This Earth Day: Take a voyage in the life of your role models

Posted on 21.04.2020

This Earth Day we take a look back at some of wonderful images created by young people at a workshop at the National Maritime Museum earlier this January, working with photographer Evgenia Arbugaeva and artist Jeanine Woollard.

Inspired by Evgenia’s recent work capturing the now iconic TIME Magazine’s cover celebrating Greta Thunberg as Person of the Year these young people were asked to consider who might be their role model – a person, real or make-believe, – who represents an idea or movement they are inspired by. And, with a range of artist materials and props from the museum, they recreated an imagined stop motion adventure of them at sea.

Readying ourselves for our next big ‘adventure’ as we emerge from the Covid crisis and strive for a better world is more important than ever. Imagination and inspiration is of course, a vital part of building this future.

We are currently developing a global programme to inspire and provoke vital conversations around what lies ahead; so watch this space over the coming weeks and months!

The workshop took place as part of Evgenia’s Invisible Dust Residency at the National Maritime Museum, working specifically in the Museum’s new Polar World gallery to collect inspiration from Russia specialists including scientists; she explored cultural artefacts held in the Museum’s archive and delved into stories, viewpoints and beliefs from and of the region.

More about Evgenia

Originating from Tiksi in Russia, Evgenia frequently travels back to her homeland in the Arctic to capture the varied worlds, cultures, traditions and people who inhabit it.

Evgenia shares some of these stories and those collected on her trips at the museum, celebrating the Polar regions and the communities who live there, while raising awareness around the fragility of existence of indigenous people’s lives and cultures due to the impacts of climate change.

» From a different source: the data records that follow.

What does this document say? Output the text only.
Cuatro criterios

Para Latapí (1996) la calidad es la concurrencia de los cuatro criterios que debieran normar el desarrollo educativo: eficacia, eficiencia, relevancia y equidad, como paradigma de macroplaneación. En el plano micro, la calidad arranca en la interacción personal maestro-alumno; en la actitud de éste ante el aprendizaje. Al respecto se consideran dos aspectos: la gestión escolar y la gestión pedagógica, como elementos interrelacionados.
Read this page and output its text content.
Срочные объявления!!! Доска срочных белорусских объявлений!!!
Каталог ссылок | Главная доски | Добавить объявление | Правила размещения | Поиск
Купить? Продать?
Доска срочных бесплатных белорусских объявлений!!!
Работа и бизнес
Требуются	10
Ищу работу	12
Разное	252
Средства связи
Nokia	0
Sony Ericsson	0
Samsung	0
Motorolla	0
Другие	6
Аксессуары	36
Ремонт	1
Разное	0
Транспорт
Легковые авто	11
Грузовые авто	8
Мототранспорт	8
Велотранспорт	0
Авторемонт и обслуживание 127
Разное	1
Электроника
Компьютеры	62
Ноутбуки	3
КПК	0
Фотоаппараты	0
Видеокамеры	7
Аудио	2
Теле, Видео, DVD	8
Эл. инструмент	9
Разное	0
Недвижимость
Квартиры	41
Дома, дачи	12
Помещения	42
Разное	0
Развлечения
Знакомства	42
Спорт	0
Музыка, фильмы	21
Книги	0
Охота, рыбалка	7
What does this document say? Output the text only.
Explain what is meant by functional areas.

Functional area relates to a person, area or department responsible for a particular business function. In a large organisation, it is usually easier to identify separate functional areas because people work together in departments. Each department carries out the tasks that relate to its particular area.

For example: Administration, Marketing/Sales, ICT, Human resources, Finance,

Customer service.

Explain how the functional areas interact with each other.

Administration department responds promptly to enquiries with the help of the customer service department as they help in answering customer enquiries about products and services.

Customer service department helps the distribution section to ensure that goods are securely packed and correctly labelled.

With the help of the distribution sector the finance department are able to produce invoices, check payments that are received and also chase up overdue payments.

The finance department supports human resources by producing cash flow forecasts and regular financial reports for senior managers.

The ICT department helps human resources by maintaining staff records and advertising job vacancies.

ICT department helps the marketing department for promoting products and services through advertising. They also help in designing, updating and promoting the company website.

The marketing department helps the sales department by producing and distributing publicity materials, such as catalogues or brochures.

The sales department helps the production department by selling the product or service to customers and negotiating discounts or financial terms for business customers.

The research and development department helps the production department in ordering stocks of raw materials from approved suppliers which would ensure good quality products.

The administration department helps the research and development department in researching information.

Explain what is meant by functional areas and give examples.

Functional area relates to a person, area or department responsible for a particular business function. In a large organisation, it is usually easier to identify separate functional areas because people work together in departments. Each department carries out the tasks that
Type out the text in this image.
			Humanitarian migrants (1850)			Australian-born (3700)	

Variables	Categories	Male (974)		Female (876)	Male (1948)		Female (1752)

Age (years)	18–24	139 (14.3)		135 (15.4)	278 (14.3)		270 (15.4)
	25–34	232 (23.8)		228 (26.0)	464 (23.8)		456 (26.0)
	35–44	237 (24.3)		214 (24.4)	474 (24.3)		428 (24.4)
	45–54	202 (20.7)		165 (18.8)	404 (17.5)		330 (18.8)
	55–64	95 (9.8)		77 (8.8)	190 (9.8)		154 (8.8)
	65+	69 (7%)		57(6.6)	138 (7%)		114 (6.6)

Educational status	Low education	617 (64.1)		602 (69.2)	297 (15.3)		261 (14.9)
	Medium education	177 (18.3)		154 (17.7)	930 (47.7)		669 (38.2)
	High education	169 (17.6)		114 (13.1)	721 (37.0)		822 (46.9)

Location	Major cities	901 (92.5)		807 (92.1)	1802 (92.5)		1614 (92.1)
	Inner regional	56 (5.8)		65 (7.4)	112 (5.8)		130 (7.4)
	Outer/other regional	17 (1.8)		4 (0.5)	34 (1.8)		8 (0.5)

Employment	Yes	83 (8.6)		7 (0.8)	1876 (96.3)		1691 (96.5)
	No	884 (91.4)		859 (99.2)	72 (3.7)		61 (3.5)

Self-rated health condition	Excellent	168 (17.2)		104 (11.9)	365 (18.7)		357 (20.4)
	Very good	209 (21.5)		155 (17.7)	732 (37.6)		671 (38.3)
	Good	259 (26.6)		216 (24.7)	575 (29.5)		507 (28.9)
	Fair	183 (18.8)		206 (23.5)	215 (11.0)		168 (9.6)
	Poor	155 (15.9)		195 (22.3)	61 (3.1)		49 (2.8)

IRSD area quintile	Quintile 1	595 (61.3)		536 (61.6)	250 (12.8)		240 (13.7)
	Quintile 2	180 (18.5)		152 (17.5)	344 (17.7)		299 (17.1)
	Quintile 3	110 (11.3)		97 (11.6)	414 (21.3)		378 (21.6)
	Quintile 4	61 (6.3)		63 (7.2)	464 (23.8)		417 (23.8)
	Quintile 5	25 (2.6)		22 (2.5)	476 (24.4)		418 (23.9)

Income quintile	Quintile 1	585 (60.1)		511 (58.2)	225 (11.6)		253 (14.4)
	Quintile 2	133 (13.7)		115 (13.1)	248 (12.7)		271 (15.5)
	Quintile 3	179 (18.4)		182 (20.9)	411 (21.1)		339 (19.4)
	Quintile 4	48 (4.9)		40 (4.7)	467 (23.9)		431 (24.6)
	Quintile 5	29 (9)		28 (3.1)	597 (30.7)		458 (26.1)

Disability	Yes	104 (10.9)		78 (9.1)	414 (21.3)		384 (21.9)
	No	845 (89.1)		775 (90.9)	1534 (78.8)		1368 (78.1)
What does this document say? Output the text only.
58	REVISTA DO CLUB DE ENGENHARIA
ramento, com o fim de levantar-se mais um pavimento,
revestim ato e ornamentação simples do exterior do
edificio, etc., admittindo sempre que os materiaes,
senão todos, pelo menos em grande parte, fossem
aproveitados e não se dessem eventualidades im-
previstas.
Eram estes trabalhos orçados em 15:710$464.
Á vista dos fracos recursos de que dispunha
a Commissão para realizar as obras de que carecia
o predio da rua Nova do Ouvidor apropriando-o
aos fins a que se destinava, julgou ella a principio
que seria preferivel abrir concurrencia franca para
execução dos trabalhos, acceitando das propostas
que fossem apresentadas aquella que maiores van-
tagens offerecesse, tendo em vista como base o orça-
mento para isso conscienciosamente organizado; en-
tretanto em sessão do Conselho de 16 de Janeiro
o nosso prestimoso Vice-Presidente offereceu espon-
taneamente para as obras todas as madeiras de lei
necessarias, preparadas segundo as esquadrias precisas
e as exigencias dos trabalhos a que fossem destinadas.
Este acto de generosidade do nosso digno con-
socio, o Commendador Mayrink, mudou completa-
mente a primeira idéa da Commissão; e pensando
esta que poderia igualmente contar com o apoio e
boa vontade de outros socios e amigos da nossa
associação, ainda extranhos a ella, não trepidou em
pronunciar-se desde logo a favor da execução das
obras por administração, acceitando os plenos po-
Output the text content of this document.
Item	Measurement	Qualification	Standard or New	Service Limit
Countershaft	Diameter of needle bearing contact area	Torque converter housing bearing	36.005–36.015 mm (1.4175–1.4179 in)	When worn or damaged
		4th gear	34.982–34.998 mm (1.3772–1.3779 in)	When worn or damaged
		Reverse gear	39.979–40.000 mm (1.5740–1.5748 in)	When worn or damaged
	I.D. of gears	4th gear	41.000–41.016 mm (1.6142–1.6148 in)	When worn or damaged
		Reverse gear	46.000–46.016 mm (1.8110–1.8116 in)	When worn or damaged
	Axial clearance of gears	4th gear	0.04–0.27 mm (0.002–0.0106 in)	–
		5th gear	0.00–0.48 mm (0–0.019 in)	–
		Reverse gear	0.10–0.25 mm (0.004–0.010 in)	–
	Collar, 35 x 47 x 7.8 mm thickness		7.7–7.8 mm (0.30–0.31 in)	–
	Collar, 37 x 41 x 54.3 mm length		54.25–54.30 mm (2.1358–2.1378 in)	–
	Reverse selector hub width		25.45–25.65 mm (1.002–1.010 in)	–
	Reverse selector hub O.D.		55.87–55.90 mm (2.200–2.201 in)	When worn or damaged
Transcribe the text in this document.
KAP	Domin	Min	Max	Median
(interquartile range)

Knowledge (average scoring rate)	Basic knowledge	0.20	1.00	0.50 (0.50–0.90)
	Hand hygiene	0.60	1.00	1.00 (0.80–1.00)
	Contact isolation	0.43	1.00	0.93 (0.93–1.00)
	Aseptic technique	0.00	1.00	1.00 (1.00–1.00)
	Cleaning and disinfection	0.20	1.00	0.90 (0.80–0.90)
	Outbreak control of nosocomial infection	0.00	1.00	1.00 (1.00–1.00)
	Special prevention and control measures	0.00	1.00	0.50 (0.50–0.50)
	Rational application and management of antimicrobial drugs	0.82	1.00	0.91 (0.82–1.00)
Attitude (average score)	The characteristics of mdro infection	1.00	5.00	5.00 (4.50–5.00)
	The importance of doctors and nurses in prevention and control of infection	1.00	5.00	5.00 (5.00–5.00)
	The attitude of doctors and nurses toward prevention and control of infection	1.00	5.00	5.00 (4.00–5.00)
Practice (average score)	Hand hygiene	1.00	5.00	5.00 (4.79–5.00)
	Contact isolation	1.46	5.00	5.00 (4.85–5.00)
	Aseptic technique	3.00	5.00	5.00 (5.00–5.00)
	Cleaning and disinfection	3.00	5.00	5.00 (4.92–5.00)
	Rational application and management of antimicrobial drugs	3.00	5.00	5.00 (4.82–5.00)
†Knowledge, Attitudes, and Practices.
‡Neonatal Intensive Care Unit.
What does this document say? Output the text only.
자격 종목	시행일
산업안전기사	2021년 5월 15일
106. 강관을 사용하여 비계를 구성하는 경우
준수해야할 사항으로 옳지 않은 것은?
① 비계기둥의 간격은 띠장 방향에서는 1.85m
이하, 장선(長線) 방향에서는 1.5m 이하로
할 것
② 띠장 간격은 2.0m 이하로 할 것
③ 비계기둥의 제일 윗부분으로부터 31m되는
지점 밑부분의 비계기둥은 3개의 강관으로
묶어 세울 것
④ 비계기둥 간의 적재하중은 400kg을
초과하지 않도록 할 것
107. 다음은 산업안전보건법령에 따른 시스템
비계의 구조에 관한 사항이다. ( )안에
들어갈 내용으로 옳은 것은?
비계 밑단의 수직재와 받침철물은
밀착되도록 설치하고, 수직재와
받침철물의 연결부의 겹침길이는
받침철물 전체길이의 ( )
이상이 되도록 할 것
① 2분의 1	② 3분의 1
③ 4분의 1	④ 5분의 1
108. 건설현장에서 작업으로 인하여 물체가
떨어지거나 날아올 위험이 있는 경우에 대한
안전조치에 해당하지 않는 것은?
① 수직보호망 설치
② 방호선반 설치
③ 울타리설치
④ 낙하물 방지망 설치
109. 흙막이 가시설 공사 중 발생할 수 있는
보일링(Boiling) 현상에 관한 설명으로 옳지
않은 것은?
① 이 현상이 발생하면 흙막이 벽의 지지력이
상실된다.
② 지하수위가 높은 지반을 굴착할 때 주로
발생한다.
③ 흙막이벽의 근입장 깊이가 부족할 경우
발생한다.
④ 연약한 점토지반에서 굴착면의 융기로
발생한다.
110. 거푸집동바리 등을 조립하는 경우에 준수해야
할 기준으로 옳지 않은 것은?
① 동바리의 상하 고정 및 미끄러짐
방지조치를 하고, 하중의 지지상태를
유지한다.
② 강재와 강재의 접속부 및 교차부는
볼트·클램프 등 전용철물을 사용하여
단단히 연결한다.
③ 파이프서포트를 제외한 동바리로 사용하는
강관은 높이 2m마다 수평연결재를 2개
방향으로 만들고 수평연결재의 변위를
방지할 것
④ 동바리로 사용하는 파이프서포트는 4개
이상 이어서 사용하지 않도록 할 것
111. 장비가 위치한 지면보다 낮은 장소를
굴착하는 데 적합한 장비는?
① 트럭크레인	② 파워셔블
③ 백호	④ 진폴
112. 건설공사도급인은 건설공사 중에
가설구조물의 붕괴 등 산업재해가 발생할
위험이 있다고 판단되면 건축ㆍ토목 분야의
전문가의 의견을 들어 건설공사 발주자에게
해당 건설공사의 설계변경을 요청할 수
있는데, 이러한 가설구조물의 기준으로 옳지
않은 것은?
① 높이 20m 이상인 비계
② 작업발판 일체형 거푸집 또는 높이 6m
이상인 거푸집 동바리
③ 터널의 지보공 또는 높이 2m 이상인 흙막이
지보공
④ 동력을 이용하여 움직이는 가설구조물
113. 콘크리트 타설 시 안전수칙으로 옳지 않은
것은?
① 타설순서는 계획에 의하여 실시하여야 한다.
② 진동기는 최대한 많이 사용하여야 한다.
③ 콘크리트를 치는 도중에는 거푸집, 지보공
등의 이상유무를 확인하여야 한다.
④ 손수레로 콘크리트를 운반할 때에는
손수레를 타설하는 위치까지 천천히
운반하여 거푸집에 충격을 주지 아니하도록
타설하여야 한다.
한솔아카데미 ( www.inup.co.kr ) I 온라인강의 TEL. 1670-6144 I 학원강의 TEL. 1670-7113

The Arctic is increasingly impacted by the effects of climate change, with global warming causing glaciers and sea ice to melt at an unprecedented rate. This impacts negatively on the existence of people and animals in the region, but is also contributing to a substantial rise in sea levels, desalination and changes in ocean currents – the effects of which are beginning to be felt around the world.

The Arctic is a unique and complex part of the Earth’s ecosystem and its health is critical to sustaining all life. Despite geographical, sometimes political and social separation, we are all linked and in order to protect this remarkable and essential place awareness needs to be raised to highlight our intrinsic connection.

Evgenia Arbugaeva has won various competitions, including the ICP Infinity Award, the Leica Oskar Barnack Award and the Magnum Foundation Emergency Fund Grant. Her work has been exhibited internationally and appeared in publications such as National Geographic, mare, Le Monde, and The New Yorker magazines, among others. Her work portrays personal stories and photoessays in magical realist compositions that are seeped in fairytale and fable.